According to Dr Keith Dinnie (Nation Branding; Concepts, Issues & Practice), a nation brand is defined as “the unique, multi-dimensional blend of elements that provide the nation with culturally grounded differentiation and relevance for all of its target audiences”.
A key take-way from the summit was the realisation that nations are making increasingly conscious efforts to hone their country branding in recognition of the need to fulfill three major objectives: to attract tourists, to stimulate inward investment and to boost exports.
Rwanda continues to be a classical case study given the progress it has made in terms of fighting corruption and improving the ease of doing business.

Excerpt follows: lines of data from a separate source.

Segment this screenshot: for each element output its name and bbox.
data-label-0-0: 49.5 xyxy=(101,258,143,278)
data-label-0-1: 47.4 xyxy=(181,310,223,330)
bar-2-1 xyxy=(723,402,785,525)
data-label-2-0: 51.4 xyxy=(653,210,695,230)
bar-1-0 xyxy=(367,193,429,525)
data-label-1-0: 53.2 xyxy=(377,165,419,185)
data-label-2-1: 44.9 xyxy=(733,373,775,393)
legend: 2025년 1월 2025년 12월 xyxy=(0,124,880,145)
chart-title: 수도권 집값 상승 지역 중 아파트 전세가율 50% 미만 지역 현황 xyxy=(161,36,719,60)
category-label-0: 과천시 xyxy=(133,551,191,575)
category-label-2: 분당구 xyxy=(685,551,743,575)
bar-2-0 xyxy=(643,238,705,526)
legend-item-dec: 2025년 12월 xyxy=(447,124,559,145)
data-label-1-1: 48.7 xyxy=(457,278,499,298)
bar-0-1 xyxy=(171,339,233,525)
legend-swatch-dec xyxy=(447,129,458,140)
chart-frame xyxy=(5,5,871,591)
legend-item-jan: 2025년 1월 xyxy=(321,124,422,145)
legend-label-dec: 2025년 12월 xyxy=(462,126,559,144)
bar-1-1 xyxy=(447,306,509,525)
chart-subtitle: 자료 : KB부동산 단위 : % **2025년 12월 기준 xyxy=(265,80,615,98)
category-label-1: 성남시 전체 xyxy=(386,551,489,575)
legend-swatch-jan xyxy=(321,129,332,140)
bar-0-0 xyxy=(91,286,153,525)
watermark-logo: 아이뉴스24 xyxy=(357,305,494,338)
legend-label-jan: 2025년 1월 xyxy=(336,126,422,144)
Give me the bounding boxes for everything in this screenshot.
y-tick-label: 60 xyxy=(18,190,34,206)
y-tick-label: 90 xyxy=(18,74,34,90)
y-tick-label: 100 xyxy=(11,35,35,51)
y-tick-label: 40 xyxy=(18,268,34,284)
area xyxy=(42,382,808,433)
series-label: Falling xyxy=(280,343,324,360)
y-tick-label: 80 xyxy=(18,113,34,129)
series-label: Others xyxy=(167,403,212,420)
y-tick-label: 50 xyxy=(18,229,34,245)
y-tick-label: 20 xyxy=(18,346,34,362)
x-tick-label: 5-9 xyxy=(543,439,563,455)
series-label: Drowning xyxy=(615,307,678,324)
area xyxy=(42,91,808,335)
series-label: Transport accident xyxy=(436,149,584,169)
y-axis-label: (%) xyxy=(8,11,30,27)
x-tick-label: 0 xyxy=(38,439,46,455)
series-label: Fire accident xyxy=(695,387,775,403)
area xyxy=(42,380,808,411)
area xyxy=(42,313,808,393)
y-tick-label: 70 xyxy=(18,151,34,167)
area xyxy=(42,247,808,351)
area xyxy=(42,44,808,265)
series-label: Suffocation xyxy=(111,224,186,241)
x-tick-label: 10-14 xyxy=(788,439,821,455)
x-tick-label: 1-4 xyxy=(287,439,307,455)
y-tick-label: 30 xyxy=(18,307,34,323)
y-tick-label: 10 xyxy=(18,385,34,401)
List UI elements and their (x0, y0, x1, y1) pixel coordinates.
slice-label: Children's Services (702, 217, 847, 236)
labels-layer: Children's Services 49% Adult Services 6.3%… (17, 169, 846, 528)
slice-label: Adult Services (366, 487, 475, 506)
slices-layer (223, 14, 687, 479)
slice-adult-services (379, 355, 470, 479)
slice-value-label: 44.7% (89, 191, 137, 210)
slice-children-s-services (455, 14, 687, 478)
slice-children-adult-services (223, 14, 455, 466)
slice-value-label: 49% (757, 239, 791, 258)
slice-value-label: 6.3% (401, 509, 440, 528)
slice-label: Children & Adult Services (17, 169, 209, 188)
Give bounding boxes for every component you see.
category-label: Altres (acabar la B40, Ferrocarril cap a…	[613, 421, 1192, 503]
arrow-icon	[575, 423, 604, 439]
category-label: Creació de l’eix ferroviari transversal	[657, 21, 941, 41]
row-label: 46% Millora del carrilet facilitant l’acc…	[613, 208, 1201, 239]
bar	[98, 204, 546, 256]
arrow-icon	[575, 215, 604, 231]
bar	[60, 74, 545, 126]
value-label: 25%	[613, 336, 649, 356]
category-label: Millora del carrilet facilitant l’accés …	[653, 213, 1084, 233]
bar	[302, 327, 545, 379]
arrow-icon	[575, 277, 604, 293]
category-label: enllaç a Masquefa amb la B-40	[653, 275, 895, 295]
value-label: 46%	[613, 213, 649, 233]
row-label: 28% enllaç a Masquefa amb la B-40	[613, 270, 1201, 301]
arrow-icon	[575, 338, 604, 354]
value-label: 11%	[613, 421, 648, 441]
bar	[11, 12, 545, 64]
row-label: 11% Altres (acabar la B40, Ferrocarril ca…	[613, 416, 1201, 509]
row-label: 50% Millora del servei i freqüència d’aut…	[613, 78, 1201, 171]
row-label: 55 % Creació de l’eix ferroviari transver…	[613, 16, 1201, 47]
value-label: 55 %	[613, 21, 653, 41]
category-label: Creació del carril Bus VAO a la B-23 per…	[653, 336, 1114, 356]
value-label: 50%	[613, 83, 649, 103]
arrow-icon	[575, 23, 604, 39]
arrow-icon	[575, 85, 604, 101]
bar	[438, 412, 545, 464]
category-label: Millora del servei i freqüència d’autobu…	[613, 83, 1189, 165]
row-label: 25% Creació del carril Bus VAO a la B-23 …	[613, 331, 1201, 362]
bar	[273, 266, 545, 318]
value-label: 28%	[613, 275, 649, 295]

Rwanda is ranked as the second easiest place to do business in Africa by the World Bank and has been awarded for its leadership in tourism and competitiveness by the World Travel and Tourism Council (WTTC) and the World Economic Forum respectively.
Investors in Rwanda are able to register their businesses in only six hours! The country also became Arsenal’s first official sleeve partner through a £30m sponsorship deal, which is part of its drive to become a leading global tourist destination. The three-year deal will also see ‘Visit Rwanda’ become Arsenal’s official Tourism Partner.
Our view is that in-order to attract tourists, portfolio and foreign direct investments, authorities in Zimbabwe will have to be “smart” and genuinely innovate specifically in the area of nation branding. International investors and tourists now possess a plethora of options!
On the tourism front, for example, there is need to develop a concrete Tourism Marketing plan – call it “Visit Zimbabwe” or “Buy Zimbabwe” – in order to boost the influx of international tourists. The marketing campaign should also include the restructuring and rebranding of the national airline which could mean privatisation and listing on the local bourse (ZSE).
This will help ease pressure on government resources, boost efficiencies and attract international tourists to strategic locations within Zimbabwe. Kenya Airways and Air Mauritius are great case studies.
There is need for government to understand that Zambia, Malawi and even South Africa are competing for the same share of the investor’s pocket. In other words, Zimbabwe’s economic demise has been – in a way – an advantage for other Southern African states.
Zimbabwe needs to do all the things every emerging nation has to do to attract foreign and regional partners in order to not just grow but survive in the new global economy. Corruption has been cited as the 3rd most problematic factor of doing business in Zimbabwe.
President Emmerson Mnangagwa has echoed the need to curb corruption. Investors will need to see more of his whip and crack down on chronic corruption that has dogged economic activity for decades.
More arrests, demotions of corrupt leaders, seizure of stolen or siphoned assets and a review of the land redistribution process will do the trick!
The country will also need to map out a clear vision, focus on its competitive advantages, improve the ease of doing business and more importantly, deal with policy inconsistencies.